5. If the low complexity automated NAAT or SL-LPA is negative for mutations associated with resistance to FQs:

a. Continue patients on the all-oral BDQ-containing shorter MDR-TB regimen, while awaiting the results of the phenotypic DST (Step 6).

b. In settings with high underlying prevalence of resistance to FQs or for patients considered at high risk of resistance, refer a specimen for culture and phenotypic DST for FQs, because the sensitivity of the low complexity automated NAAT and SL-LPA to detect mutations associated with FQ resistance is about 93% and 86%, respectively. The phenotypic DST should include testing for resistance to the FQs used in the country. The phenotypic DST should also include testing moxifloxacin at the clinical breakpoint to inform individualized drug selection. Modify the regimen as necessary, based on the phenotypic DST results.

6. Perform culture and phenotypic DST for each of the drugs included in the treatment regimen for which there are accurate and reproducible methods 3B. For the preferred regimens, reliable phenotypic DST methods when performed in a quality-assured laboratory are available for BDQ, FQs, CFZ, PZA and INH. A WHO-approved molecular test for PZA resistance detection is available (high complexity reverse hybridization NAAT) but currently is limited to use on culture isolates.

a. If the isolate is susceptible to all drugs, continue the patient on the preferred MDR-TB regimen.
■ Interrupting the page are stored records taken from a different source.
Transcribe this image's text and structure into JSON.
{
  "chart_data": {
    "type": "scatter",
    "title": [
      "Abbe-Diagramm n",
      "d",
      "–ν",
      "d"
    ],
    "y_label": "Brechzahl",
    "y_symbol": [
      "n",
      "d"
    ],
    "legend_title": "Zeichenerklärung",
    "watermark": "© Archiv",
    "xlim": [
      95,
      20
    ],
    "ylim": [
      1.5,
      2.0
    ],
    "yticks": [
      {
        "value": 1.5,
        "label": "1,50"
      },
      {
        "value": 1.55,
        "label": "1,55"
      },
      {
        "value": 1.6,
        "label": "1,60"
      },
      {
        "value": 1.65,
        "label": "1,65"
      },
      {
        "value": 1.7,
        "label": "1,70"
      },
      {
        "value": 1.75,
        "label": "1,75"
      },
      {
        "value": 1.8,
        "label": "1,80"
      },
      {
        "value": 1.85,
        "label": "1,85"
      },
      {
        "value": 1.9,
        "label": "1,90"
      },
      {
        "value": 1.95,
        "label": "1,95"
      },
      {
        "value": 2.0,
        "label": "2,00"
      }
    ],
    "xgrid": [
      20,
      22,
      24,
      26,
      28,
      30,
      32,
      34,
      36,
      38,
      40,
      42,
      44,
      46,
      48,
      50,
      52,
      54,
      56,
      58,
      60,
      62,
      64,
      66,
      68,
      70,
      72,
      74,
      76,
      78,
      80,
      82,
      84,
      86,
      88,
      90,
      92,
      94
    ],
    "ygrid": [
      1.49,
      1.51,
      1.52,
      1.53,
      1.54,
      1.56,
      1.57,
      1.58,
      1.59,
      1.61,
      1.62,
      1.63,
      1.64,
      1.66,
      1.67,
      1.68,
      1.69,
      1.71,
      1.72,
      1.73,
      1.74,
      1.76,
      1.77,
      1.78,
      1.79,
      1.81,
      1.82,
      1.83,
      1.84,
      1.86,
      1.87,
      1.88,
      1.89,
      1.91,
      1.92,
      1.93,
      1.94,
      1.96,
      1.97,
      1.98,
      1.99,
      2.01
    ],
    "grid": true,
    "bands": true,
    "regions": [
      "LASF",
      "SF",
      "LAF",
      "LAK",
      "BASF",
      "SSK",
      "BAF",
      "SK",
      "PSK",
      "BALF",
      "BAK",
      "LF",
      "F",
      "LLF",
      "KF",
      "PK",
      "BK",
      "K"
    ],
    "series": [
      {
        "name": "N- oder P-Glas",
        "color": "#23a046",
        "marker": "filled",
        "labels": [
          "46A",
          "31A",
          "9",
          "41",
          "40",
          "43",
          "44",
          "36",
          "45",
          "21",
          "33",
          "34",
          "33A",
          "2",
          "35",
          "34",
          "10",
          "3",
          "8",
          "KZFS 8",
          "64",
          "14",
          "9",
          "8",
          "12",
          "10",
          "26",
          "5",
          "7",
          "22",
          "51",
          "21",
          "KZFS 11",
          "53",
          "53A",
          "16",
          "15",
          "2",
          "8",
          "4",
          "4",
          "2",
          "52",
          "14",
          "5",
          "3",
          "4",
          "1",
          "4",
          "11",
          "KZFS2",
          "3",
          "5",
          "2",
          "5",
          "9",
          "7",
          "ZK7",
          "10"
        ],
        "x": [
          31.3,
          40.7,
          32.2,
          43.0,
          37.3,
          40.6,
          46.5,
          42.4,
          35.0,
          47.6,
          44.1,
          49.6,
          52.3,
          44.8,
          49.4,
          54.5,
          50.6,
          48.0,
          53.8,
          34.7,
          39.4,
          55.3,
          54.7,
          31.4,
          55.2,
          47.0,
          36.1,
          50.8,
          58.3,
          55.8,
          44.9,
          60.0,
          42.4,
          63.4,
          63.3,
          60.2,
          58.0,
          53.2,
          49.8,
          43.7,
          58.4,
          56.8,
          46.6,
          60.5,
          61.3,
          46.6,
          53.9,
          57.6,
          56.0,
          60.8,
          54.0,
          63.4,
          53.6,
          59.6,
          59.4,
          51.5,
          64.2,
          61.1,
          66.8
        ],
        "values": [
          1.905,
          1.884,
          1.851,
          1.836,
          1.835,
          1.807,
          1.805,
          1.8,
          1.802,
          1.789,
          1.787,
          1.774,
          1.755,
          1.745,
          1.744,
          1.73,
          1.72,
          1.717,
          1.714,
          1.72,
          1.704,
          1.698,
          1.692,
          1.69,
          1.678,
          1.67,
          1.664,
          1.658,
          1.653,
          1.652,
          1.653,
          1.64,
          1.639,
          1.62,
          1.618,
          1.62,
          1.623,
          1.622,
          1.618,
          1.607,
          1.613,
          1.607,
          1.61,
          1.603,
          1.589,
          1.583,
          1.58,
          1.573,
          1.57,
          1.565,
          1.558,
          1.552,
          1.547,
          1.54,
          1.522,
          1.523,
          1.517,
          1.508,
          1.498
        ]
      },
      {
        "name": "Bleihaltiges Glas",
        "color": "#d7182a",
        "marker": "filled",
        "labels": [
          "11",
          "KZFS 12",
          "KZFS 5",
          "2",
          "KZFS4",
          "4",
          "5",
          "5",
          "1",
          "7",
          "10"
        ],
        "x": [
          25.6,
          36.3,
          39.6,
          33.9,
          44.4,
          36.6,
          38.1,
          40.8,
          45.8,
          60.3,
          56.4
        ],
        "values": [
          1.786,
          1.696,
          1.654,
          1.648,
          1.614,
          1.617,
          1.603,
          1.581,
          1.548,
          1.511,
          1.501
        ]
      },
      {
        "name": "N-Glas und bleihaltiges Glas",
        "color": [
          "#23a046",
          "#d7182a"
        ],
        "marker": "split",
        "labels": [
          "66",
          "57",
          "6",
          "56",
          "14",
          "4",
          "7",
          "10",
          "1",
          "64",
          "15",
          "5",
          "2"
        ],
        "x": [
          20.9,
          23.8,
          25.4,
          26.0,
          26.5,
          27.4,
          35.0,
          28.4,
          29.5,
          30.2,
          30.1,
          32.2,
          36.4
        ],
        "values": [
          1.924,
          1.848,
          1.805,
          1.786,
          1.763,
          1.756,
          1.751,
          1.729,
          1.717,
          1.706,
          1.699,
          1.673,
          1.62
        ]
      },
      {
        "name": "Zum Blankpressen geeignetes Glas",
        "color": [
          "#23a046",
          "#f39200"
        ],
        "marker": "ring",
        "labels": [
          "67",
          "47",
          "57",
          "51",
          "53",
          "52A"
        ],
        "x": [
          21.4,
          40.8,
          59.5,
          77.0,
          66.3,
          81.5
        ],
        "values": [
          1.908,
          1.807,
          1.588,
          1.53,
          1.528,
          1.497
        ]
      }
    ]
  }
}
b. If resistance is detected to any drug, place the patient on an individualized longer MDR-TB regimen, designed using the WHO priority grouping of medicines recommended in 2018. As results for phenotypic DST are slow, reassess patient response when these results are available. The decision to change from a shorter to the longer MDR-TB regimen should consider the phenotypic DST result and clinical response. Monthly monitoring is important, and the patient should be closely followed up.

DST for Second-line drugs for RR-TB or MDR-TB patients

7. For all patients, ensure that treatment monitoring includes the collection of samples for culturing as described in the WHO consolidated guidelines (58). Any positive culture suggestive of treatment failure should undergo phenotypic DST. Modify the regimen as necessary, based on the phenotypic DST results.

a. WHO recommends that all patients being treated with an MDR-TB regimen be monitored for treatment response using sputum culture and sputum-smear microscopy. It is desirable for sputum culture to be repeated at monthly intervals.

b. Although the risk of treatment failure increases with each additional month without bacteriological conversion, no discrete cut-off point has been defined that could serve as a reliable marker of a failing regimen. The choice of cut-off point will depend on the clinician's desire to minimize the risk of failure and, in particular, to limit the risk of prolonging a failing regimen.